There is no reason that a gun being taken from storage to be “cleaned” would have been loaded. I have to believe that there is a distinct possibility that this guy was looking to threaten or actually shoot someone who was present. Whether that was someone else who was present his wife, with whom he was possibly arguing with if he was drunk, it was likely not his daughter. But she is the one who paid the price for his having a gun there that day.
When the rural areas of Cascadia were settled in the late-1800′s, the need for a firearm was obvious. Law enforcement was non-existent, we hunted for our meat, and it was a necessary tool of the time. In a limited way, it still has a security use today. But this guy had an accident with his firearm only two weeks before, and that was while he was fooling around shooting at pumpkins. Help is usually near when we need it. And meat is readily available at the grocery store. Even if this guy has a legitimate use for a firearm, he clearly is not responsible enough to be using it. (And for every person who says “you wouldn’t ban cars just because they kill people”, well, we do take drivers licenses away from people who can’t use them responsibly. No reason guns can’t be the same way.)
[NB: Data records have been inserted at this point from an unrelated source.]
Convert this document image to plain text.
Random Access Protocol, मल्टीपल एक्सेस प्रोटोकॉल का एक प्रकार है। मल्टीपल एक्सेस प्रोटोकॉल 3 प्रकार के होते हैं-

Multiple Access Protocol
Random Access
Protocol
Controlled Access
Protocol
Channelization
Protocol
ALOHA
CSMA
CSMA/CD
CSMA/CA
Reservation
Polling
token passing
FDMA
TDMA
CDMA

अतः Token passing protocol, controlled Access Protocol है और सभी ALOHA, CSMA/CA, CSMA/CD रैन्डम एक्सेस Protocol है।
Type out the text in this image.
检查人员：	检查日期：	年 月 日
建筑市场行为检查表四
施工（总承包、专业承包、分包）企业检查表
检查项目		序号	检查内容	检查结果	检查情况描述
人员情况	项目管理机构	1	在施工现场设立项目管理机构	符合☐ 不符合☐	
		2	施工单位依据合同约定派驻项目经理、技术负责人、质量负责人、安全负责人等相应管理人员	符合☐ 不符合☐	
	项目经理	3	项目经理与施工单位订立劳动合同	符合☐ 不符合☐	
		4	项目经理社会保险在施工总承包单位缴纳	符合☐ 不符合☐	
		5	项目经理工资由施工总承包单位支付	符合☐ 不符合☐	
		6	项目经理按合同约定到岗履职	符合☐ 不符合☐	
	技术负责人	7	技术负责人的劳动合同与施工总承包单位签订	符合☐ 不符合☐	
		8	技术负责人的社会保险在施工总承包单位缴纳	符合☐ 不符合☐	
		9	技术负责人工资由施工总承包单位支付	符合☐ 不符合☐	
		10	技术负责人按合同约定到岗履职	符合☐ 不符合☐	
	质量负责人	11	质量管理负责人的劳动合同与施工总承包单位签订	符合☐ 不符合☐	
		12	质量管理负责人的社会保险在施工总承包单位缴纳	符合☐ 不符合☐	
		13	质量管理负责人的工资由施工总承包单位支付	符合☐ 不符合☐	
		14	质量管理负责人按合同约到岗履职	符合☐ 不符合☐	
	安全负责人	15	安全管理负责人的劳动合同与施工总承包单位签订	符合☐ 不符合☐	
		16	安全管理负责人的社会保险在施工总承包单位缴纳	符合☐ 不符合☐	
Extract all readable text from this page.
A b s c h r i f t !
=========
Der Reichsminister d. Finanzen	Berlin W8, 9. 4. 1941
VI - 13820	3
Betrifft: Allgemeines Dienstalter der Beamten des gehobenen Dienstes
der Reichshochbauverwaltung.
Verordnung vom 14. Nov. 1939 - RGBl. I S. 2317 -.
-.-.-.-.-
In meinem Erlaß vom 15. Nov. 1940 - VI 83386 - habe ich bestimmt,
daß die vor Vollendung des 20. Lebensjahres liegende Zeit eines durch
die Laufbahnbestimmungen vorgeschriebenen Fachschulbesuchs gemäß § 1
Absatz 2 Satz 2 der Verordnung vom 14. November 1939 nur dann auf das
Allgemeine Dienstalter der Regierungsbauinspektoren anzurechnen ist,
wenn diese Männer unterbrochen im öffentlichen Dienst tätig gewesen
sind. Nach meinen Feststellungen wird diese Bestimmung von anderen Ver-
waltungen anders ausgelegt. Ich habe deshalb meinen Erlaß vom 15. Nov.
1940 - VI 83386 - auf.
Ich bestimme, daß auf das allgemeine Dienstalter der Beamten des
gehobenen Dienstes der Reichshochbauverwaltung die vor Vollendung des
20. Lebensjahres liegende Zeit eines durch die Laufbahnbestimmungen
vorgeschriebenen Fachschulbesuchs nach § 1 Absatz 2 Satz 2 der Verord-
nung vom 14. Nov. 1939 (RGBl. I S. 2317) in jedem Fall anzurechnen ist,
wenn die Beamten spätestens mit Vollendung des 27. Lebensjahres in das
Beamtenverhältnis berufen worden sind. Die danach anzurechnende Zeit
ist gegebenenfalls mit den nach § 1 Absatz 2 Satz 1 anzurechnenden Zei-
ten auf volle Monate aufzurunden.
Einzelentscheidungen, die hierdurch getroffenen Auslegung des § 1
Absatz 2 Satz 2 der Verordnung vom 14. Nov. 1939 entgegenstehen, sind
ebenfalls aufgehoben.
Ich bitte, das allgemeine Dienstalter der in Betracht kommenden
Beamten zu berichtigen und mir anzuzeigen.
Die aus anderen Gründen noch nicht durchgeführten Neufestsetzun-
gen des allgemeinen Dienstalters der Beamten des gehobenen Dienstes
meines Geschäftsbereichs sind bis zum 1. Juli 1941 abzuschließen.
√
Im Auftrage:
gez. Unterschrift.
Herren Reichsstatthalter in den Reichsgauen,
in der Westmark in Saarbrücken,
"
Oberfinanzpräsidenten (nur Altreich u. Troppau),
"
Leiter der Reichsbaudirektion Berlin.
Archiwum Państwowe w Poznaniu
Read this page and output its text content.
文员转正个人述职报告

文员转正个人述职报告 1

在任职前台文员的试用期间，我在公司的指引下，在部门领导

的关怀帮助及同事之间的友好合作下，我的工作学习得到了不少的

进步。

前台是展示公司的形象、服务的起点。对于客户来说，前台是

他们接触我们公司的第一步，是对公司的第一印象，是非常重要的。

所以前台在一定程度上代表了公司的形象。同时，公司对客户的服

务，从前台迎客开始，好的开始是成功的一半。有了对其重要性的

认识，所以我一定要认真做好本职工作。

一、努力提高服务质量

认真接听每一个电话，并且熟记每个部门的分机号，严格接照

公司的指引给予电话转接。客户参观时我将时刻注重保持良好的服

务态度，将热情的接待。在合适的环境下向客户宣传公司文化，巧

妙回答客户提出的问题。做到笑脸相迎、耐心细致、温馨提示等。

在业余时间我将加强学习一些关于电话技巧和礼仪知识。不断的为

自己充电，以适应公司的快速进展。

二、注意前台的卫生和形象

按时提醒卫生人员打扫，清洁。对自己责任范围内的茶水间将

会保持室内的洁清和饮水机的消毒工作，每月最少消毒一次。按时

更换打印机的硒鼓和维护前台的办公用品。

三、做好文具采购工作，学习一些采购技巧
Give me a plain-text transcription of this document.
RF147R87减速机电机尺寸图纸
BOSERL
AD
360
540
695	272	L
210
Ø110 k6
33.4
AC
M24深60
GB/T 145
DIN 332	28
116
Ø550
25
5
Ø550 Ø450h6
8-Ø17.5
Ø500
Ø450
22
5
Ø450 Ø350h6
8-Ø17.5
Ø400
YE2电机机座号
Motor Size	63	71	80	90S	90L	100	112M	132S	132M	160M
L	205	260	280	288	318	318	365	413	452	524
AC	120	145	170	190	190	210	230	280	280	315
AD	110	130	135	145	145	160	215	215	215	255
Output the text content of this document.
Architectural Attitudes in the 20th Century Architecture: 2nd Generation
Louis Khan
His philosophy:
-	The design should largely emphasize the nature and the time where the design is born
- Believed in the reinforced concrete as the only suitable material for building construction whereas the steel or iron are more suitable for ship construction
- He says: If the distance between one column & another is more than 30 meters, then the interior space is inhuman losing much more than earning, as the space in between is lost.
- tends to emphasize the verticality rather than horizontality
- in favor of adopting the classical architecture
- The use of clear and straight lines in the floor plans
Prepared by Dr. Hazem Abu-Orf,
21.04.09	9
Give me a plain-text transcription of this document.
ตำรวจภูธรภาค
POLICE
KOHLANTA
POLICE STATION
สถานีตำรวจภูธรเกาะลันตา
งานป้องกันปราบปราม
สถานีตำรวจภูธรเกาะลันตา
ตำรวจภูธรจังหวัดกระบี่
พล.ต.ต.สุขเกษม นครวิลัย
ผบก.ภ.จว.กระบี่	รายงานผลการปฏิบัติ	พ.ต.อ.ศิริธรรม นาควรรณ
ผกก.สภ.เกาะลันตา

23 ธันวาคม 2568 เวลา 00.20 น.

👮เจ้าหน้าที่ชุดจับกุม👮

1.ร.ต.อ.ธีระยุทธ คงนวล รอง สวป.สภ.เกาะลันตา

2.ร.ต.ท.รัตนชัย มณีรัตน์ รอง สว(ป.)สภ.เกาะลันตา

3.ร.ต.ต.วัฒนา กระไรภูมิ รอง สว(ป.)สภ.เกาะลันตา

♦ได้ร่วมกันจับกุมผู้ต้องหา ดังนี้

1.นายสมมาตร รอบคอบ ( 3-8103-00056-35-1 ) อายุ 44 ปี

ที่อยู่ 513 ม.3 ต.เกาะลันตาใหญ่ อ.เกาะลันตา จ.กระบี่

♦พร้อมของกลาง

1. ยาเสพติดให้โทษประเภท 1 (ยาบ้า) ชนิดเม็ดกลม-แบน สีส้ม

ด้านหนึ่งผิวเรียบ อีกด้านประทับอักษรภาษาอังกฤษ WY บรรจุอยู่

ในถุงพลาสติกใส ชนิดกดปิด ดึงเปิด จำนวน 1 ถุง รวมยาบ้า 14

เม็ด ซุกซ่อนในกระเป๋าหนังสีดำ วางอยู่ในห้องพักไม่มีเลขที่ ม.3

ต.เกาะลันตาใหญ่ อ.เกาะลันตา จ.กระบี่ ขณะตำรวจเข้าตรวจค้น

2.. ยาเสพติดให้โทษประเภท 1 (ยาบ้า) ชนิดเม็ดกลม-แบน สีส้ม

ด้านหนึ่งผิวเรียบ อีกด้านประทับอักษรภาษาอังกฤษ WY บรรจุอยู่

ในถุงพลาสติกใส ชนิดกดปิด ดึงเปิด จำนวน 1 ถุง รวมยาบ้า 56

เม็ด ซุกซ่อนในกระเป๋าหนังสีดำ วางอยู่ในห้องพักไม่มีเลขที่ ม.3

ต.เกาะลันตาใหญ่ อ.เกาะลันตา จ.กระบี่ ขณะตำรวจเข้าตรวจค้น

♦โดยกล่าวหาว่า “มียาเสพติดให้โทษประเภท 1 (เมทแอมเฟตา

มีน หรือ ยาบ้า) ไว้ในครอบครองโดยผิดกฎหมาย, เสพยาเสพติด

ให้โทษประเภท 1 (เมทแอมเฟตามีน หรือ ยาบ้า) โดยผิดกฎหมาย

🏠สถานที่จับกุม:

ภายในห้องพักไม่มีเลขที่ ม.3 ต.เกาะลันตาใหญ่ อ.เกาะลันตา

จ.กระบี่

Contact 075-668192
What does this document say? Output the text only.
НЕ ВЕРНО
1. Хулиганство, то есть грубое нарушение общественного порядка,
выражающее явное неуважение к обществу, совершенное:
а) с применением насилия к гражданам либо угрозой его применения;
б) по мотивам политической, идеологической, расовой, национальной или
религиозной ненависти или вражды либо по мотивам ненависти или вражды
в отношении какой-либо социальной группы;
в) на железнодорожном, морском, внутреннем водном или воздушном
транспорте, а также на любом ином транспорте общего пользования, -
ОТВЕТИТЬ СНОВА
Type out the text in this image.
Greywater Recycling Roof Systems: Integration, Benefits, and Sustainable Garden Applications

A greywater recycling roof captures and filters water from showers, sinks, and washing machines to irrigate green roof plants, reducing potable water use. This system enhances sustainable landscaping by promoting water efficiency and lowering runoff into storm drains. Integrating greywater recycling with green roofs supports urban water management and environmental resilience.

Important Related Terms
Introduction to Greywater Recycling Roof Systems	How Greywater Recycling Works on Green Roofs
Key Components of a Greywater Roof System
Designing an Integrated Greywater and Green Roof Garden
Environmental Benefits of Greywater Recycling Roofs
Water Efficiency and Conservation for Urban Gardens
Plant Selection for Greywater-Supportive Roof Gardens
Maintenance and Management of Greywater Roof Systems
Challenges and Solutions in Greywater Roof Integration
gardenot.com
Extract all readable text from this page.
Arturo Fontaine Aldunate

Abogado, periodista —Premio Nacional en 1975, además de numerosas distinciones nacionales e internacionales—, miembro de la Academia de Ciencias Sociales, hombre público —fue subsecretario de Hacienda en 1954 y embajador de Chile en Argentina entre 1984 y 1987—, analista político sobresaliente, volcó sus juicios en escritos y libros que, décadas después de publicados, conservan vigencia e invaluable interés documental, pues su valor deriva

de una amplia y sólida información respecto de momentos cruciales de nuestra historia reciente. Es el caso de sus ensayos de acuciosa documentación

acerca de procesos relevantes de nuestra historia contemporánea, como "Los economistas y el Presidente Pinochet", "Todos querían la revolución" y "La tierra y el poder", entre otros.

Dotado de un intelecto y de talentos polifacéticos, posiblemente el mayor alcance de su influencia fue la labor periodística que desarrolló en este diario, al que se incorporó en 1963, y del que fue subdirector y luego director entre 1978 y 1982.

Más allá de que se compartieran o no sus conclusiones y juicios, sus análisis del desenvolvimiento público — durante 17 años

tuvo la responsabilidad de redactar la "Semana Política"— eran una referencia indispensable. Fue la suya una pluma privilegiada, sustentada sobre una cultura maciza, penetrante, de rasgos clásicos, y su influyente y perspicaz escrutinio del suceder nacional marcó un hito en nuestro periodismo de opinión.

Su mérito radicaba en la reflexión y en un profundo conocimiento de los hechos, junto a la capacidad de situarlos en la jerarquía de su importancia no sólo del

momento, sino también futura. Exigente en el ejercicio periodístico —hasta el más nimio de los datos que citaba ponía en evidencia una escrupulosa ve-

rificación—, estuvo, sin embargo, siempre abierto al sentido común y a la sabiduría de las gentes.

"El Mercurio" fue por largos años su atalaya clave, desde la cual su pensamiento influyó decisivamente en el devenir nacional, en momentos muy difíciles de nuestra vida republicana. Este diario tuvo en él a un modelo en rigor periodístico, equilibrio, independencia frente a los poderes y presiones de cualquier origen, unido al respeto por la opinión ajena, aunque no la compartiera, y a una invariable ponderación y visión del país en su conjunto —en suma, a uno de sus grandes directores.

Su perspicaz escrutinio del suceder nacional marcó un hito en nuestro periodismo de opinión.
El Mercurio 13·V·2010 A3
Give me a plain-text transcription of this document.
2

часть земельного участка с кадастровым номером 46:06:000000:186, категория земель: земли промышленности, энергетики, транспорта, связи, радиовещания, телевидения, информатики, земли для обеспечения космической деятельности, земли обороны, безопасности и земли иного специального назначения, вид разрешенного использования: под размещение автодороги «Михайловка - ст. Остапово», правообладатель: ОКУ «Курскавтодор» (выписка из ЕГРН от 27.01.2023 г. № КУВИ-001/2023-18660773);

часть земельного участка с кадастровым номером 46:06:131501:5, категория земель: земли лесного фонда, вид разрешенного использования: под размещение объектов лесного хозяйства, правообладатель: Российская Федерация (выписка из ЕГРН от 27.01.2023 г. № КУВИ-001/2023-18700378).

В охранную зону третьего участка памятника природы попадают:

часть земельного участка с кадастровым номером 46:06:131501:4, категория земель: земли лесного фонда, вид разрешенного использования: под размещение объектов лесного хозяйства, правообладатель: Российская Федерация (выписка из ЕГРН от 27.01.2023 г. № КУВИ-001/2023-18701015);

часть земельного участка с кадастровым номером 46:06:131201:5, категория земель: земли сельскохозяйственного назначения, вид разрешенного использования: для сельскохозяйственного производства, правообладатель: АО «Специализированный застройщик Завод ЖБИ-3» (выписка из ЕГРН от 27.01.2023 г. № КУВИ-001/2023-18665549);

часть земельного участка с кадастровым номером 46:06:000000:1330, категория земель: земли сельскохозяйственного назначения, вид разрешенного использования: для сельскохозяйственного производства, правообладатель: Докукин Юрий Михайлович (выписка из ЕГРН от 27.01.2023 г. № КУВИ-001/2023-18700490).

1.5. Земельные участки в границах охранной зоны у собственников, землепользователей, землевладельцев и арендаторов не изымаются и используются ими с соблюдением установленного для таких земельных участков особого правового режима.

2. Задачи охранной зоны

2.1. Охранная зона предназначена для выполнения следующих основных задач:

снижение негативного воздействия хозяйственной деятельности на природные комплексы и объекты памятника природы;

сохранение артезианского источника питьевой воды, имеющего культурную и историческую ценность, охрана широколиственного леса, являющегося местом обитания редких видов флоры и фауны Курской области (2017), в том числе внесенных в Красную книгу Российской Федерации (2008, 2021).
Guns are legal, but the right to carry them comes with some pretty heavy responsibilities. This man did not meet those responsibilities, and for that he must be punished. This incident was no accident. We should not treat it like one.
We likely cannot ban firearms. We need to take them out of the hands of irresponsible people. All of them. We need to develop a way to do this. We need to do it before they “accidentally” kill someone else’s daughter.
We license people to drive. We license people to go fishing. We license people to show us that they are competent accountants and electricians and surgeons. There is no reason why we shouldn’t license people to show their competence in keeping and shooting firearms. If we did, perhaps the lives of one girl, and her mother, and her siblings, and all the children at her elementary school, would not have to be changed.